Note: This option would take effect in January 2015. Estimates are relative to CBO’s April 2014 baseline projections. The estimates include the effects on outlays resulting from changes in refundable tax credits.
U.S. citizens who live in other countries must file an individual U.S. tax return each year, but several provisions of the tax code reduce their U.S. tax liability. First, those citizens may exclude from taxation some of the income they earn abroad: up to $99,200 for single filers and up to $198,400 for joint filers in calendar year 2014. (Those amounts are adjusted, or indexed, for inflation.) Second, under certain circumstances, U.S. citizens living abroad can also claim an exclusion or deduction for any allowance their employers provide for housing in a foreign country. Those two tax provisions—combined with the personal exemptions and deductions available to taxpayers living in either the United States or other countries—mean that U.S. citizens who reside abroad and earn over $100,000 (or, in the case of married U.S. citizens living abroad, over $200,000) may not incur any U.S. income tax liability, even if they pay no taxes to the country in which they live. Third, if those citizens pay taxes to the country in which they live, they can receive a credit on their U.S. taxes for foreign taxes paid on any income above the U.S. exclusion amount.
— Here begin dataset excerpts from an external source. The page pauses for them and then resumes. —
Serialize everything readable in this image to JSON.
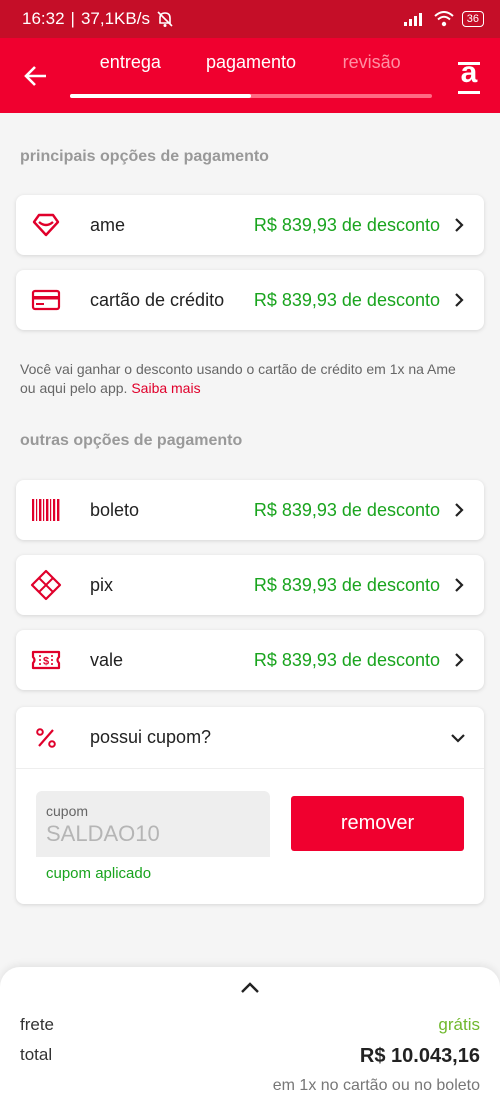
{
  "status": {
    "time": "16:32",
    "speed": "37,1KB/s",
    "battery": "36"
  },
  "header": {
    "steps": [
      "entrega",
      "pagamento",
      "revisão"
    ],
    "progress": 0.5,
    "brand": "a"
  },
  "main": {
    "title": "principais opções de pagamento",
    "options": [
      {
        "label": "ame",
        "discount": "R$ 839,93 de desconto",
        "icon": "ame-heart-icon"
      },
      {
        "label": "cartão de crédito",
        "discount": "R$ 839,93 de desconto",
        "icon": "credit-card-icon"
      }
    ],
    "info_text": "Você vai ganhar o desconto usando o cartão de crédito em 1x na Ame ou aqui pelo app.",
    "info_link": "Saiba mais"
  },
  "other": {
    "title": "outras opções de pagamento",
    "options": [
      {
        "label": "boleto",
        "discount": "R$ 839,93 de desconto",
        "icon": "barcode-icon"
      },
      {
        "label": "pix",
        "discount": "R$ 839,93 de desconto",
        "icon": "pix-icon"
      },
      {
        "label": "vale",
        "discount": "R$ 839,93 de desconto",
        "icon": "voucher-icon"
      }
    ]
  },
  "coupon": {
    "question": "possui cupom?",
    "field_label": "cupom",
    "value": "SALDAO10",
    "status": "cupom aplicado",
    "remove": "remover"
  },
  "summary": {
    "shipping_label": "frete",
    "shipping_value": "grátis",
    "total_label": "total",
    "total_value": "R$ 10.043,16",
    "note": "em 1x no cartão ou no boleto"
  },
  "colors": {
    "primary": "#f0002f",
    "status_bar": "#c50e28",
    "discount": "#19a41e",
    "free": "#70b82e"
  }
}
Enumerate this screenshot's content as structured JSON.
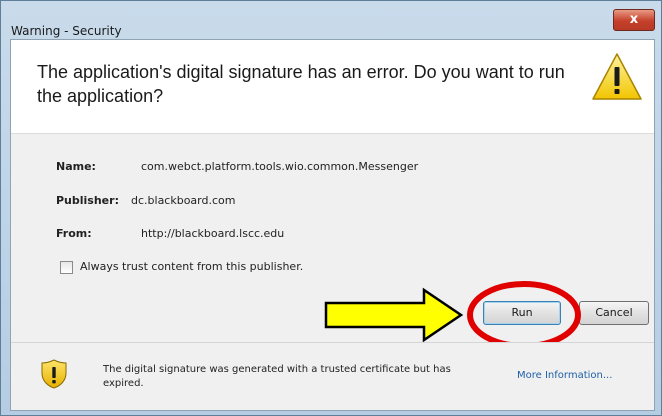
{
  "window": {
    "title": "Warning - Security",
    "close_glyph": "x"
  },
  "header": {
    "message": "The application's digital signature has an error.  Do you want to run the application?",
    "icon": "warning-triangle-icon"
  },
  "details": {
    "name_label": "Name:",
    "name_value": "com.webct.platform.tools.wio.common.Messenger",
    "publisher_label": "Publisher:",
    "publisher_value": "dc.blackboard.com",
    "from_label": "From:",
    "from_value": "http://blackboard.lscc.edu"
  },
  "checkbox": {
    "label": "Always trust content from this publisher.",
    "checked": false
  },
  "buttons": {
    "run_label": "Run",
    "cancel_label": "Cancel"
  },
  "annotation": {
    "arrow_color": "#ffff00",
    "circle_color": "#e00000"
  },
  "footer": {
    "icon": "shield-warning-icon",
    "message": "The digital signature was generated with a trusted certificate but has expired.",
    "more_info_label": "More Information..."
  }
}
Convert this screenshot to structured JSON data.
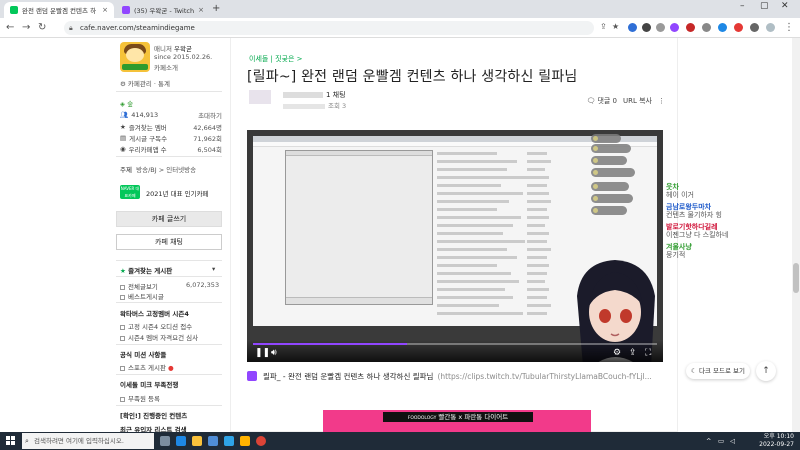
{
  "browser": {
    "tabs": [
      {
        "label": "완전 랜덤 운빨겜 컨텐츠 하",
        "active": true,
        "color": "#03c75a"
      },
      {
        "label": "(35) 우왁굳 - Twitch",
        "active": false,
        "color": "#9146ff"
      }
    ],
    "url": "cafe.naver.com/steamindiegame"
  },
  "sidebar": {
    "manager_label": "매니저",
    "manager_name": "우왁굳",
    "since": "since 2015.02.26.",
    "cafe_intro": "카페소개",
    "community_label": "카페관리",
    "stats_label": "통계",
    "grade": "숲",
    "member_label": "414,913",
    "invite": "초대하기",
    "fav_board": "즐겨찾는 멤버",
    "fav_board_count": "42,664명",
    "posts_label": "게시글 구독수",
    "posts_count": "71,962회",
    "today_label": "우리카페앱 수",
    "today_count": "6,504회",
    "theme_label": "주제",
    "theme_value": "방송/BJ > 인터넷방송",
    "award": "2021년 대표 인기카페",
    "naver_badge": "NAVER 대표카페",
    "write_button": "카페 글쓰기",
    "chat_button": "카페 채팅",
    "favorites_header": "즐겨찾는 게시판",
    "all_posts": "전체글보기",
    "all_posts_count": "6,072,353",
    "best_posts": "베스트게시글",
    "section1": "왁타버스 고정멤버 시즌4",
    "item1": "고정 시즌4 오디션 접수",
    "item2": "시즌4 멤버 자격요건 심사",
    "section2": "공식 미션 사항들",
    "item3": "스포츠 게시판",
    "section3": "이세돌 미크 부족전쟁",
    "item4": "부족원 등록",
    "section4": "[확인!] 진행중인 컨텐츠",
    "section5": "최근 유입자 리스트 검색"
  },
  "article": {
    "breadcrumb": "이세돌 | 짓궂은 >",
    "title": "[릴파~] 완전 랜덤 운빨겜 컨텐츠 하나 생각하신 릴파님",
    "author_suffix": "1 채팅",
    "author_meta": "조회 3",
    "comments": "댓글 0",
    "url_copy": "URL 복사",
    "clip_title": "릴파_ - 완전 랜덤 운빨겜 컨텐츠 하나 생각하신 릴파님",
    "clip_link": "(https://clips.twitch.tv/TubularThirstyLlamaBCouch-fYLjl...",
    "clip_progress": 0.38,
    "banner_text": "빨간통 x 파란통 다이어트",
    "banner_brand": "FOODOLOGY"
  },
  "float_chat": [
    {
      "name": "웃차",
      "color": "#2e9b2e",
      "msg": "헤이 이거"
    },
    {
      "name": "금남로왕두마차",
      "color": "#1a57c9",
      "msg": "컨텐츠 물기하자 힝"
    },
    {
      "name": "발로기핫하다길레",
      "color": "#d0143a",
      "msg": "이젠그냥 다 스킬하네"
    },
    {
      "name": "겨울사냥",
      "color": "#2e9b2e",
      "msg": "뭉기적"
    }
  ],
  "floating": {
    "dark_mode": "다크 모드로 보기",
    "top_icon": "arrow-up-icon"
  },
  "taskbar": {
    "search_placeholder": "검색하려면 여기에 입력하십시오.",
    "time": "오후 10:10",
    "date": "2022-09-27"
  }
}
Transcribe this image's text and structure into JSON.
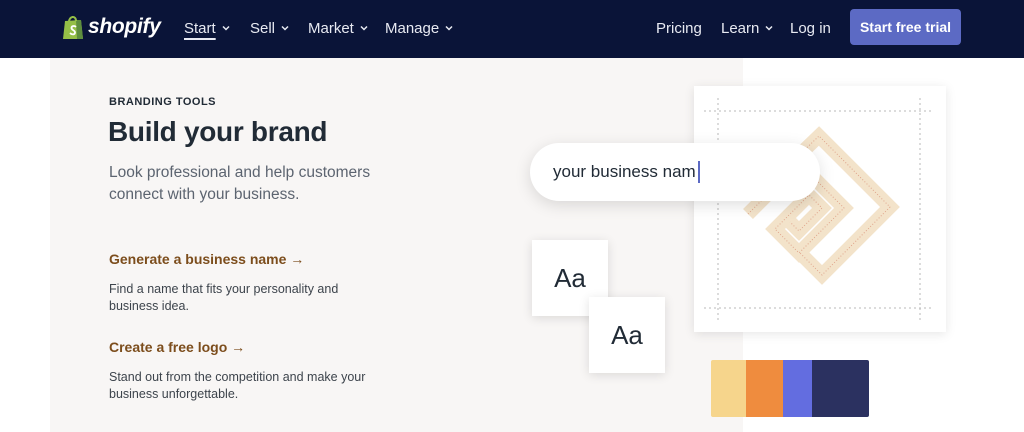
{
  "nav": {
    "brand": "shopify",
    "items": [
      {
        "label": "Start",
        "active": true
      },
      {
        "label": "Sell"
      },
      {
        "label": "Market"
      },
      {
        "label": "Manage"
      }
    ],
    "pricing": "Pricing",
    "learn": "Learn",
    "login": "Log in",
    "cta": "Start free trial"
  },
  "hero": {
    "eyebrow": "BRANDING TOOLS",
    "title": "Build your brand",
    "subtitle": "Look professional and help customers connect with your business."
  },
  "tools": [
    {
      "link": "Generate a business name →",
      "desc": "Find a name that fits your personality and business idea."
    },
    {
      "link": "Create a free logo →",
      "desc": "Stand out from the competition and make your business unforgettable."
    }
  ],
  "illustration": {
    "business_name_input": "your business nam",
    "font_sample_1": "Aa",
    "font_sample_2": "Aa",
    "swatches": [
      "#f6d58c",
      "#ef8c3e",
      "#636de0",
      "#2b3160"
    ]
  },
  "colors": {
    "nav_bg": "#0a1438",
    "cta_bg": "#5c6ac4",
    "link_brown": "#7c4d1c"
  }
}
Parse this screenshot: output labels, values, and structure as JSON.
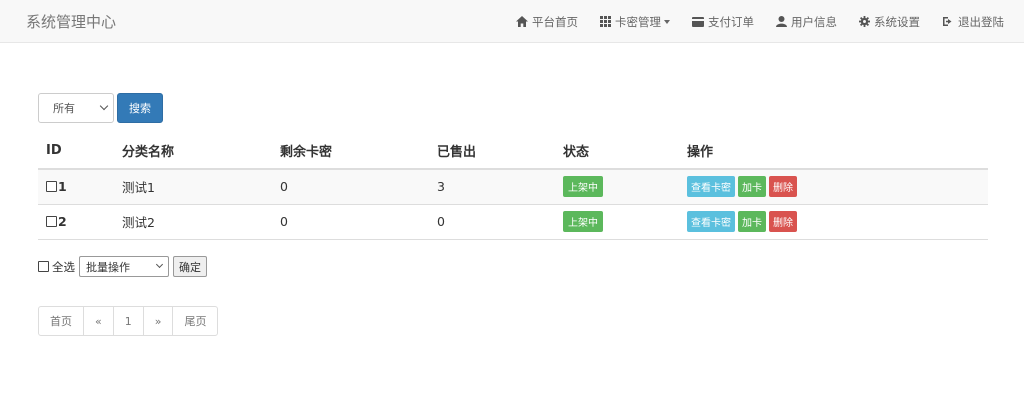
{
  "navbar": {
    "brand": "系统管理中心",
    "items": [
      {
        "label": "平台首页",
        "icon": "home-icon"
      },
      {
        "label": "卡密管理",
        "icon": "grid-icon"
      },
      {
        "label": "支付订单",
        "icon": "card-icon"
      },
      {
        "label": "用户信息",
        "icon": "user-icon"
      },
      {
        "label": "系统设置",
        "icon": "gear-icon"
      },
      {
        "label": "退出登陆",
        "icon": "logout-icon"
      }
    ]
  },
  "filter": {
    "selected": "所有",
    "search_label": "搜索"
  },
  "table": {
    "headers": [
      "ID",
      "分类名称",
      "剩余卡密",
      "已售出",
      "状态",
      "操作"
    ],
    "rows": [
      {
        "id": "1",
        "name": "测试1",
        "remaining": "0",
        "sold": "3",
        "status": "上架中"
      },
      {
        "id": "2",
        "name": "测试2",
        "remaining": "0",
        "sold": "0",
        "status": "上架中"
      }
    ],
    "actions": {
      "view": "查看卡密",
      "add": "加卡",
      "delete": "删除"
    }
  },
  "batch": {
    "select_all": "全选",
    "selected": "批量操作",
    "confirm": "确定"
  },
  "pagination": [
    "首页",
    "«",
    "1",
    "»",
    "尾页"
  ],
  "colors": {
    "primary": "#337ab7",
    "success": "#5cb85c",
    "info": "#5bc0de",
    "danger": "#d9534f"
  }
}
As a result, most U.S. tax filers who live abroad do not have any U.S. tax liability.
This option would retain the credit for taxes paid to foreign governments but would require U.S. citizens living overseas to include all of the income they earned abroad, including housing allowances, in their adjusted gross income. (Adjusted gross income includes income from all sources not specifically excluded by the tax code, minus certain deductions.) As a result, U.S. citizens living in countries with lower tax rates than those in the United States would tend to owe more—in some cases, potentially much more—in U.S. taxes than under current law, while U.S. citizens residing in countries with higher tax rates would generally continue not to owe U.S. taxes on their earned income.